Chapter 23 Rank Sum Distribution

The Wilcoxon rank sum per se represents a type of data transformation. The transformation is then used to calculate the nonparametric test statistic \(W\) for the Wilcoxon Test for independent two group samples, which is equivalent to the Mann-Whitney test. The distribution of \(W\) is discrete but normal-like.

Given two groups for comparison, such as a control population, \(X\) vs a treatment population, \(Y\). Under the null hypothesis, the distributions of the values of \(X\) and \(Y\) are equal.

Any effect due to treatment can be defined as \(\Delta = E(Y)-E(X)\), where \(E(Y)\) and \(E(X)\) are the averages for the treatment and control effects, respectively. Under the null hypothesis, \(\Delta = 0\).

23.0.1 Transformation of data into rank summs

\(X\) has a sample size \(m\) and \(Y\) has a sample size \(n\) and the total sample size is \(N=m+n\). Combine all values of \(X\) and \(Y\) and rank them from smallest to largest.

If \(S_1\) is the rank of \(y_1,..,S_n\) then W is the sum of the ranks assigned to the \(Y\) values: \(W=\sum_{j=1}^nS_j\)

23.0.2 The sign rank test statistic in R

When the null is true, the average of W is \(E_0(W)=\frac{n(m+n+1)}{2}\) and the variance is \(var_0(W)=\frac{mn(m+n+1)}{12}\). \(W\) can take on the values from zero to \(mn\).

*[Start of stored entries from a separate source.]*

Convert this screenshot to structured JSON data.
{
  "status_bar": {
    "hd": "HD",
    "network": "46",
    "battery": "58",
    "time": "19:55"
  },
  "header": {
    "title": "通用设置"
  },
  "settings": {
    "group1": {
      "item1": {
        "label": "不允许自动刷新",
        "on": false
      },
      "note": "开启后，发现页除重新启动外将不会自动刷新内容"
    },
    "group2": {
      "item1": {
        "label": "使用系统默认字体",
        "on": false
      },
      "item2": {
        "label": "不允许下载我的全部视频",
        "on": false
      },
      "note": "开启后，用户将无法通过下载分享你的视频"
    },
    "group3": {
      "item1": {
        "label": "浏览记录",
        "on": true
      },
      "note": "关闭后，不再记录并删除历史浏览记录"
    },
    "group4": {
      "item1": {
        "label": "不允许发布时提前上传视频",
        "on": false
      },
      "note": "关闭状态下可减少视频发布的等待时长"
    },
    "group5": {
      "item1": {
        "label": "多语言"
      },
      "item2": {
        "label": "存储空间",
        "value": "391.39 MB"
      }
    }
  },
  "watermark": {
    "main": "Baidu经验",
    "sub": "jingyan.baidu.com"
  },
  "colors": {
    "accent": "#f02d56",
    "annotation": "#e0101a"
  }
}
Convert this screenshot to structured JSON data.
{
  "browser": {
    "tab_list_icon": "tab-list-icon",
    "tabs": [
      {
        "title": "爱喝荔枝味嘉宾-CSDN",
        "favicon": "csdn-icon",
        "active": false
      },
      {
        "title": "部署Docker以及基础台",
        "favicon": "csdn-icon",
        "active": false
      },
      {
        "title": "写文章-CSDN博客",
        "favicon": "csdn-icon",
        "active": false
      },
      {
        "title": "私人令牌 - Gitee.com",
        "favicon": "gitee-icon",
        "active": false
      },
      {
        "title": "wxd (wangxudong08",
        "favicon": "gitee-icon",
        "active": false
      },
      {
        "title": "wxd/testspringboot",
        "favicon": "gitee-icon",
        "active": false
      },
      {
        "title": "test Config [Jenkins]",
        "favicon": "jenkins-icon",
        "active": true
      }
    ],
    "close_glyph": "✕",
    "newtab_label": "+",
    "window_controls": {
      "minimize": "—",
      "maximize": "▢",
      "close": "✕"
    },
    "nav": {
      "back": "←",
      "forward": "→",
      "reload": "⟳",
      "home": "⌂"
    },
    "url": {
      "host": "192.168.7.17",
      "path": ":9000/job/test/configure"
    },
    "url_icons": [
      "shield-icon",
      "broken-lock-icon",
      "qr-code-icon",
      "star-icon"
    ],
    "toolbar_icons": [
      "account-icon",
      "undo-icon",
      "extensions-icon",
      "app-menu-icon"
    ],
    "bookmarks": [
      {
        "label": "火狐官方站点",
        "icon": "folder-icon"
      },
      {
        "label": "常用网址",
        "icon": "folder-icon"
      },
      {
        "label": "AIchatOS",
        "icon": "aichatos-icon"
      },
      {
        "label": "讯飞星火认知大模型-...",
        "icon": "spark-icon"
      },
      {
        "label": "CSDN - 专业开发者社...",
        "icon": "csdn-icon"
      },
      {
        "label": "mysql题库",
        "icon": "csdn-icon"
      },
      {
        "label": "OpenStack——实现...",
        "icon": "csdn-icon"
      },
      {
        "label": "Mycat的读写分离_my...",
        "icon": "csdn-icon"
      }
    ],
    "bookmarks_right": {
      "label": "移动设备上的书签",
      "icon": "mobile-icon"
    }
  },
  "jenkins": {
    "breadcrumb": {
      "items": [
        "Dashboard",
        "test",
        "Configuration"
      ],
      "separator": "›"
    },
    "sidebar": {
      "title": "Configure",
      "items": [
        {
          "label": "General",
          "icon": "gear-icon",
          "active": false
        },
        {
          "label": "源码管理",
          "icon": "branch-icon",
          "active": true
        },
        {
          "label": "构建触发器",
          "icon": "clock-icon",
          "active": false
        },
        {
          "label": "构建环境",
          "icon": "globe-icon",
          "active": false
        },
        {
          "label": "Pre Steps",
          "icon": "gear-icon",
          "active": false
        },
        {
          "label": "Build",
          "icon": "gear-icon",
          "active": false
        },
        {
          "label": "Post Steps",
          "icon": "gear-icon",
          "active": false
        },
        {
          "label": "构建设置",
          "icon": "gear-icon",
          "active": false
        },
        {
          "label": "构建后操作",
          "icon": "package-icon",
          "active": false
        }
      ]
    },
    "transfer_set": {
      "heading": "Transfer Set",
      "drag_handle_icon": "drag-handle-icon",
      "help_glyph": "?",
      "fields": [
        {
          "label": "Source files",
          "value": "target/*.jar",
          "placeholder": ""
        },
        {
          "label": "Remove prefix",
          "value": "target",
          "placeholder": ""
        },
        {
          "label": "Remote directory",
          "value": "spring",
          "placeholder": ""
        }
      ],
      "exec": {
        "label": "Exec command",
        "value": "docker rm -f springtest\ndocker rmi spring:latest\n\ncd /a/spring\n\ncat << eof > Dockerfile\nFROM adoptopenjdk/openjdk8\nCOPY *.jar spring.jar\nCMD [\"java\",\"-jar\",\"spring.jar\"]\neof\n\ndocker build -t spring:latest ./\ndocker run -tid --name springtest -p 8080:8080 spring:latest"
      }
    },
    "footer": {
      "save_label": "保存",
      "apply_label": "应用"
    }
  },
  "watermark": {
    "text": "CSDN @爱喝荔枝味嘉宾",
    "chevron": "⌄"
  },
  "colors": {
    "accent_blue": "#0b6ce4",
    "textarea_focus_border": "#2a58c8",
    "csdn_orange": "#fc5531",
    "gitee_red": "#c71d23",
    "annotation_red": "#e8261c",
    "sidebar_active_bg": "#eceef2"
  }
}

23.1 R’s Four Sign Rank Distribution Functions

23.1.1 dwilcox

Given a value of \(W\) and group sample sizes \(m\) and \(n\), dwilcox will return the value of the probability for that \(W\). For example, here is the probability of getting a \(W\) of exactly 10 with group sizes of 5 and 6:

dwilcox(10, 5, 6)
## [1] 0.04978355

That probability is NOT a p-value. The p-value would be the sum of the probabilities returned from the dwilcox function for the range of \(W\) from 0 to 10.

Given the range of possible values for \(W\) its distribution can be plotted for any combination of group sizes. We can see that a value of 10 for \(W\) is left-shifted, but not too extreme.

m <- 5 #number of independent of group 1
n <- 6 #number of independent replicates of group 2
max <- m*n
df <- data.frame(pv=dwilcox(c(0:max), m, n))
ggplot(df, aes(x=c(0:max), pv)) +
  geom_col() + xlab("W") + ylab("p(W)")

23.1.2 pwilcox

The pwilcox function returns a p-value when given \(W\) along with the sample sizes \(m\) and \(n\) corresponding to the two groups.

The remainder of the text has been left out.